The theory of light at the time required a medium through which light waves were to pass as they moved through space. Lodge helped to disprove the existence of such an "ether," clearing the way for Albert Einstein's (1879-1955) new theory of matter and energy, which did not need an ether to explain the behavior of light. More importantly, Lodge studied electromagnetic radiation closely. In 1887, he discovered that traveling waves and standing waves were produced along conducting wires as a result of oscillations involving the discharge of a Leyden jar. These waves were measurable and followed precisely the theory of electromagnetism established by James Clerk Maxwell (1831-1879).
Meanwhile, German physicist Heinrich Hertz (1857-1894) had generated similar invisible radiation at a wavelength of 2.2 ft. (66 cm). While Hertz just beat Lodge to the discovery, Lodge invented a better method of detecting the "Hertzian waves." Lodge named his device the coherer. In 1890, French physicist Edouard Branly (1844-1940) observed that loosely connected metals would cohere when subjected to electromagnetic radiation. Lodge's coherer contained metal particles which stuck together in the presence of these waves, and made an excellent detector.
Lodge concentrated on studying long wavelengths, much longer than the wavelenghts of visible light, making him the leader in early radio communication. By 1894 he had used radio waves to carry Morse code signals half a mile (800 m).
On June 1, 1894, five month's after Hertz's unfortunate early death, Lodge gave a commemorative lecture in which he stressed the importance of syntony, resonant tuning by focusing electromagnetic radiation to obtain better results. One of his concepts involved a resonant antenna circuit. Lodge and his associate, Alexander Muirhead, formed a business and were farsighted enough to obtain patents covering this circuit. His lecture was printed in a book which had great influence on the development of radiotelegraphy around the world. Guglielmo Marconi would incorporate Lodge's devices and concepts into his radio system, which produced the first successful trans-Atlantic telegraph. Lodge was knighted for his accomplishments in 1902.
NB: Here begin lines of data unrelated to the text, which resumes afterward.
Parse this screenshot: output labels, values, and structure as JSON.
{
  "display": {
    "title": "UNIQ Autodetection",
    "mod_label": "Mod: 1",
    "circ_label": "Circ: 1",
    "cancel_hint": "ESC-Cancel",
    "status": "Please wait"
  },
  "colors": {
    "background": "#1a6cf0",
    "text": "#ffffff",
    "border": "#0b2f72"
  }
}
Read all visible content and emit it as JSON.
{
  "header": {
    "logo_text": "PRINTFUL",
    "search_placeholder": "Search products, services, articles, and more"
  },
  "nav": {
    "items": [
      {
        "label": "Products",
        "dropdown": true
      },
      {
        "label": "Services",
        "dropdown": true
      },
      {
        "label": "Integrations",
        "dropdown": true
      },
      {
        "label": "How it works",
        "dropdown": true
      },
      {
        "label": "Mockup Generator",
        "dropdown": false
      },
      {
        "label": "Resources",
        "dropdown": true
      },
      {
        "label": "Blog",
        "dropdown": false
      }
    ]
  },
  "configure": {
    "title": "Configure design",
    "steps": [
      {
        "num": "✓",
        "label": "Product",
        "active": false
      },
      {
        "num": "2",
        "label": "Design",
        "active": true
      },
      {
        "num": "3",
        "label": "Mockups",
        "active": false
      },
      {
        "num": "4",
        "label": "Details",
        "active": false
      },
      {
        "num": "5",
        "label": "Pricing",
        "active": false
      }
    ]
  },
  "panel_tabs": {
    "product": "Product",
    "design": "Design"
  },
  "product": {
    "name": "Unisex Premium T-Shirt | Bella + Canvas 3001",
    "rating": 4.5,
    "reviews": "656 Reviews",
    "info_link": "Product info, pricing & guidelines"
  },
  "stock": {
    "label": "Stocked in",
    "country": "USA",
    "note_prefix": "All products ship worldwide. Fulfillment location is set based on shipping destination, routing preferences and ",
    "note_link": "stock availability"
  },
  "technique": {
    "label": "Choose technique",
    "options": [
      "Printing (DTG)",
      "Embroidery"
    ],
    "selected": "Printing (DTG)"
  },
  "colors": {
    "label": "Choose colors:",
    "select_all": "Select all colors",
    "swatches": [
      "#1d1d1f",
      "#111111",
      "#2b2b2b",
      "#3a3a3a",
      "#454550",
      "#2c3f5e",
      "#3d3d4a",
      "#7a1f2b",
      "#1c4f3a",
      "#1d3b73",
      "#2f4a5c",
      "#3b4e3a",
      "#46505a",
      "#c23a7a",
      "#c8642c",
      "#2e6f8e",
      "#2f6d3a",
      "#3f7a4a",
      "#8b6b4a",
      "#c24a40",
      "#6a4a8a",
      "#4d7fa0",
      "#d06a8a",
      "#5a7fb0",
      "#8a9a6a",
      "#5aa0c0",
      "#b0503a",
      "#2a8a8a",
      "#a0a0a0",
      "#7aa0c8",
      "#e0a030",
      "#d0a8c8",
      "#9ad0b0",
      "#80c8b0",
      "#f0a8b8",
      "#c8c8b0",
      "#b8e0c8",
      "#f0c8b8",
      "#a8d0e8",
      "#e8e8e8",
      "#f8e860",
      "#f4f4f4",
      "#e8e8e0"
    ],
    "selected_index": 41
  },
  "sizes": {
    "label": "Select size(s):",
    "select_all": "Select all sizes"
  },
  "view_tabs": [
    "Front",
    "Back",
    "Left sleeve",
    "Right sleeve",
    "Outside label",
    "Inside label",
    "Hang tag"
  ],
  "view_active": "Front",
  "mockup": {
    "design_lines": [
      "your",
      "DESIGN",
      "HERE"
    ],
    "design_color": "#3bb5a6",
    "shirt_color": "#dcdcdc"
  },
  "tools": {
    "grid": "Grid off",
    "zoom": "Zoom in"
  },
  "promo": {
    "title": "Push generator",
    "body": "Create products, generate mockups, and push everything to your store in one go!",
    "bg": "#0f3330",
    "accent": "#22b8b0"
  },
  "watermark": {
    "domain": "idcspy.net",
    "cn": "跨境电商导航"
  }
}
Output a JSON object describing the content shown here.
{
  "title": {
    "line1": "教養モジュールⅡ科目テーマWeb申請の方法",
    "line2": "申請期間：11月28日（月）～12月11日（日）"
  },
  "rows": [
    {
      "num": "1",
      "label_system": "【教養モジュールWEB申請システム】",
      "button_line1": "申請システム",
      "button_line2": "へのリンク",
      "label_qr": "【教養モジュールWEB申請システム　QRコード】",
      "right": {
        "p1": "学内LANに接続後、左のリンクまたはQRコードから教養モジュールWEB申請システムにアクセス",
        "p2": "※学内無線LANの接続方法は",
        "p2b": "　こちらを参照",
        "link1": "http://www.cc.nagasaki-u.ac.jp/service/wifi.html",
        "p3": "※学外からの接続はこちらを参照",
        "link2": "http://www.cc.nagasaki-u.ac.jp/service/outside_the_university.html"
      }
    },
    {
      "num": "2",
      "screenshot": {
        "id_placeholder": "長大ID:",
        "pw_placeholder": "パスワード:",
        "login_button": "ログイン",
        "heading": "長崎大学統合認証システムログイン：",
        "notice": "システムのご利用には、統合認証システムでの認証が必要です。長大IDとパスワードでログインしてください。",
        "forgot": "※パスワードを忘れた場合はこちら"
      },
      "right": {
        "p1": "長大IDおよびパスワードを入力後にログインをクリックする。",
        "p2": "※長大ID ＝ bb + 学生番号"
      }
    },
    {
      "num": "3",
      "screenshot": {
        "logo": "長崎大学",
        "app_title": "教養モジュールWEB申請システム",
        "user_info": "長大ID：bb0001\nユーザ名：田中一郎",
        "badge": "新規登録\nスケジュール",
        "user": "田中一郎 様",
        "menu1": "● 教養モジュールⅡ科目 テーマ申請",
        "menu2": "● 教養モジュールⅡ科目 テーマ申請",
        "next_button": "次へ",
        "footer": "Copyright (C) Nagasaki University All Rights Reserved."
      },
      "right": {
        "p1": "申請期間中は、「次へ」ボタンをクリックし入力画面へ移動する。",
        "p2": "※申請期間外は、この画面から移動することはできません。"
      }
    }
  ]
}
In 1883, Lodge had become interested in extremely long-distance communication of another type. He began to study psychic research, telepathy, and communication with the dead. Following the death of one of his sons (Lodge had twelve children of his own) and his own retirement, his interest increased. In addition to the p rofessional organizations to which he belonged, he was twice president of the Society of Psychical Research. On August 22, 1940, eighty-nine year old Oliver Lodge died.